Research and development efforts on ferroelectric memories have been underway since about 1955. The early work, largely at IBM, RCA, Bell Telephone Laboratories and other US industrial laboratories was stymied by two problems: Firstly, the materials were too thick to permit operation at 5 V, the standard “TTL” or “CMOS” operating voltages in the silicon integrated circuit technology that dominates the microelectronics industry; and second, there is considerable “crosstalk” and unintentional switching of cells laid out in simple row-and-column matrix form.

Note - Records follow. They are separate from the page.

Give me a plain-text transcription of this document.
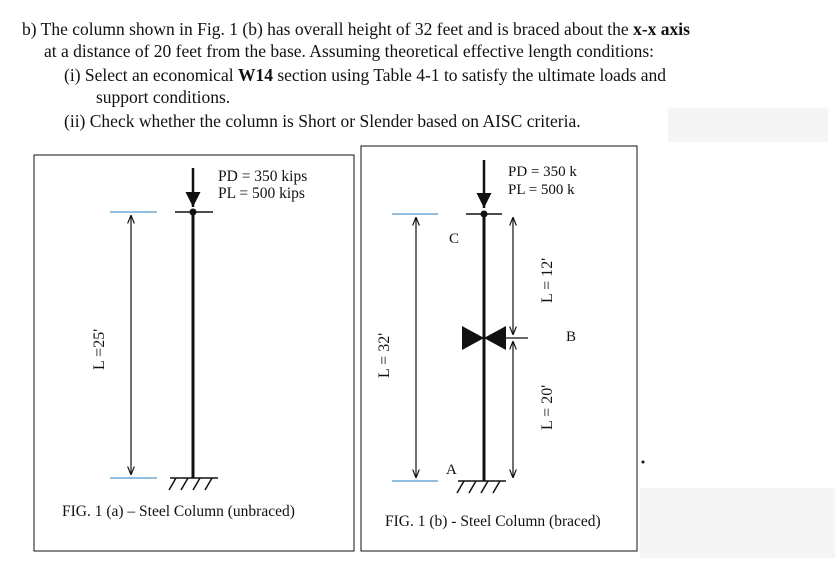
b) The column shown in Fig. 1 (b) has overall height of 32 feet and is braced about the x-x axis
at a distance of 20 feet from the base. Assuming theoretical effective length conditions:
(i) Select an economical W14 section using Table 4-1 to satisfy the ultimate loads and
support conditions.
(ii) Check whether the column is Short or Slender based on AISC criteria.
PD = 350 kips
PL = 500 kips
L =25'
FIG. 1 (a) – Steel Column (unbraced)
PD = 350 k
PL = 500 k
L = 32'
L = 12'
L = 20'
C
B
A
FIG. 1 (b) - Steel Column (braced)
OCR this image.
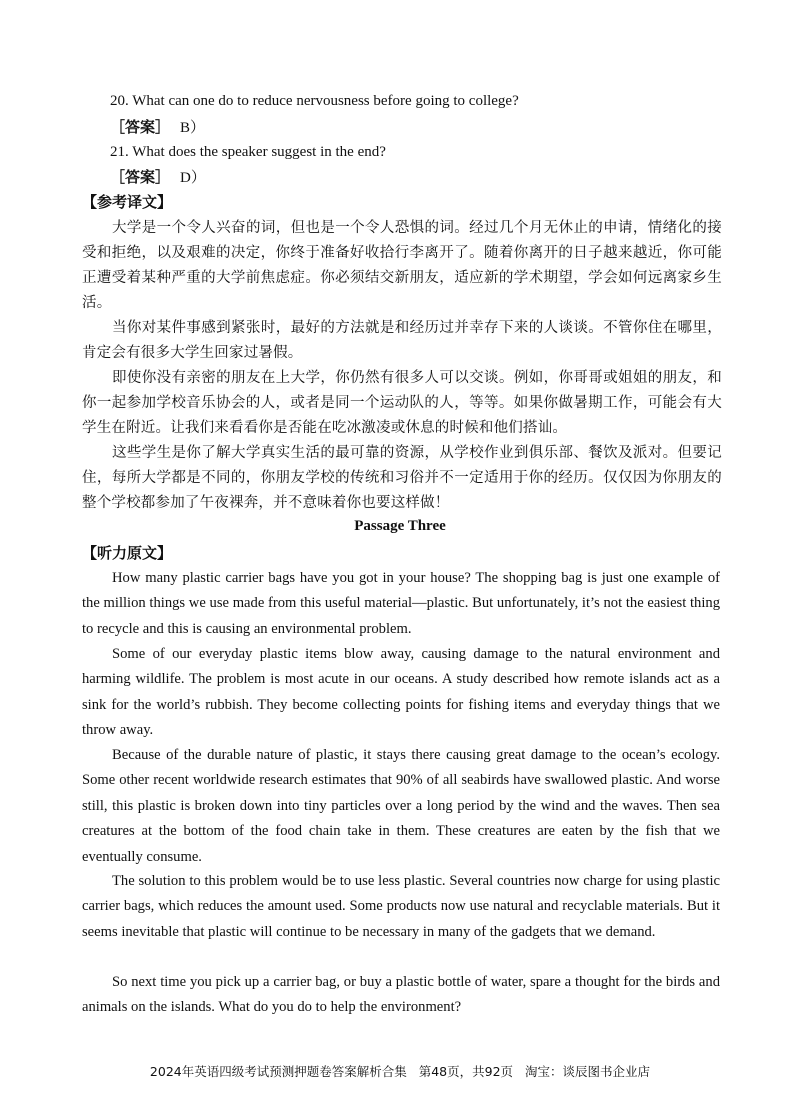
20. What can one do to reduce nervousness before going to college?
［答案］ B）
21. What does the speaker suggest in the end?
［答案］ D）
【参考译文】
大学是一个令人兴奋的词，但也是一个令人恐惧的词。经过几个月无休止的申请，情绪化的接受和拒绝，以及艰难的决定，你终于准备好收拾行李离开了。随着你离开的日子越来越近，你可能正遭受着某种严重的大学前焦虑症。你必须结交新朋友，适应新的学术期望，学会如何远离家乡生活。
当你对某件事感到紧张时，最好的方法就是和经历过并幸存下来的人谈谈。不管你住在哪里，肯定会有很多大学生回家过暑假。
即使你没有亲密的朋友在上大学，你仍然有很多人可以交谈。例如，你哥哥或姐姐的朋友，和你一起参加学校音乐协会的人，或者是同一个运动队的人，等等。如果你做暑期工作，可能会有大学生在附近。让我们来看看你是否能在吃冰激凌或休息的时候和他们搭讪。
这些学生是你了解大学真实生活的最可靠的资源，从学校作业到俱乐部、餐饮及派对。但要记住，每所大学都是不同的，你朋友学校的传统和习俗并不一定适用于你的经历。仅仅因为你朋友的整个学校都参加了午夜裸奔，并不意味着你也要这样做！
Passage Three
【听力原文】
How many plastic carrier bags have you got in your house? The shopping bag is just one example of the million things we use made from this useful material—plastic. But unfortunately, it’s not the easiest thing to recycle and this is causing an environmental problem.
Some of our everyday plastic items blow away, causing damage to the natural environment and harming wildlife. The problem is most acute in our oceans. A study described how remote islands act as a sink for the world’s rubbish. They become collecting points for fishing items and everyday things that we throw away.
Because of the durable nature of plastic, it stays there causing great damage to the ocean’s ecology. Some other recent worldwide research estimates that 90% of all seabirds have swallowed plastic. And worse still, this plastic is broken down into tiny particles over a long period by the wind and the waves. Then sea creatures at the bottom of the food chain take in them. These creatures are eaten by the fish that we eventually consume.
The solution to this problem would be to use less plastic. Several countries now charge for using plastic carrier bags, which reduces the amount used. Some products now use natural and recyclable materials. But it seems inevitable that plastic will continue to be necessary in many of the gadgets that we demand.
So next time you pick up a carrier bag, or buy a plastic bottle of water, spare a thought for the birds and animals on the islands. What do you do to help the environment?
2024年英语四级考试预测押题卷答案解析合集 第48页，共92页 淘宝：谈辰图书企业店
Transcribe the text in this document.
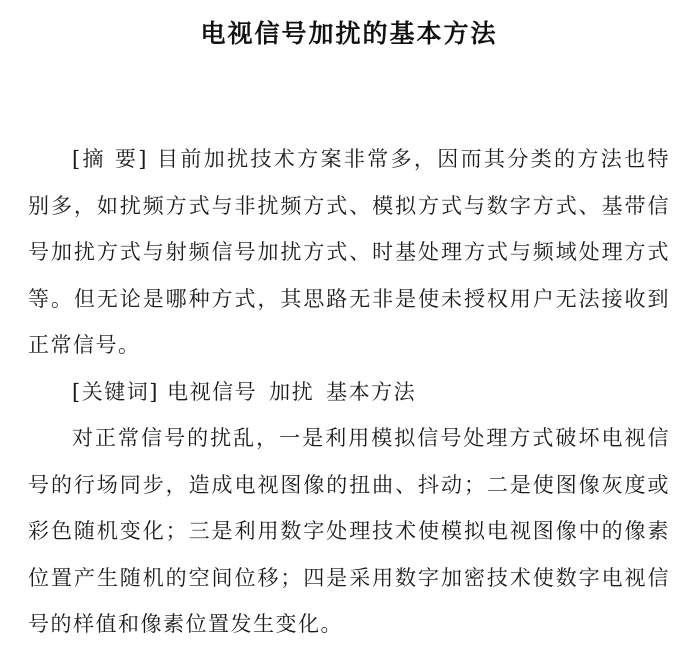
电视信号加扰的基本方法

[摘 要] 目前加扰技术方案非常多，因而其分类的方法也特别多，如扰频方式与非扰频方式、模拟方式与数字方式、基带信号加扰方式与射频信号加扰方式、时基处理方式与频域处理方式等。但无论是哪种方式，其思路无非是使未授权用户无法接收到正常信号。

[关键词] 电视信号 加扰 基本方法

对正常信号的扰乱，一是利用模拟信号处理方式破坏电视信号的行场同步，造成电视图像的扭曲、抖动；二是使图像灰度或彩色随机变化；三是利用数字处理技术使模拟电视图像中的像素位置产生随机的空间位移；四是采用数字加密技术使数字电视信号的样值和像素位置发生变化。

In the 1990s, however, the perspective is very different: Techniques for depositing very thin, pinholefree films have developed significantly in the past three decades; at present sputtering, sol-gel spinon, laser ablation, and various other techniques (MOD, MOCVD, etc.) can all be used to prepare optically uniform films over full 4′ to 6′ wafers, capable of withstanding 4 MV/cm or more. And the old problem of cross-talk or “half-select disturb pulses” has been circumvented by designing memory arrays in which each ferroelectric cell is isolated from its neighbors by one or two transistors (“IT” or “2T” DRAM architecture) or as many as six transistors (in a more conservative “6T” SRAM lay-out). As a result, there has been a renaissance of engineering interest in ferroelectric thin films.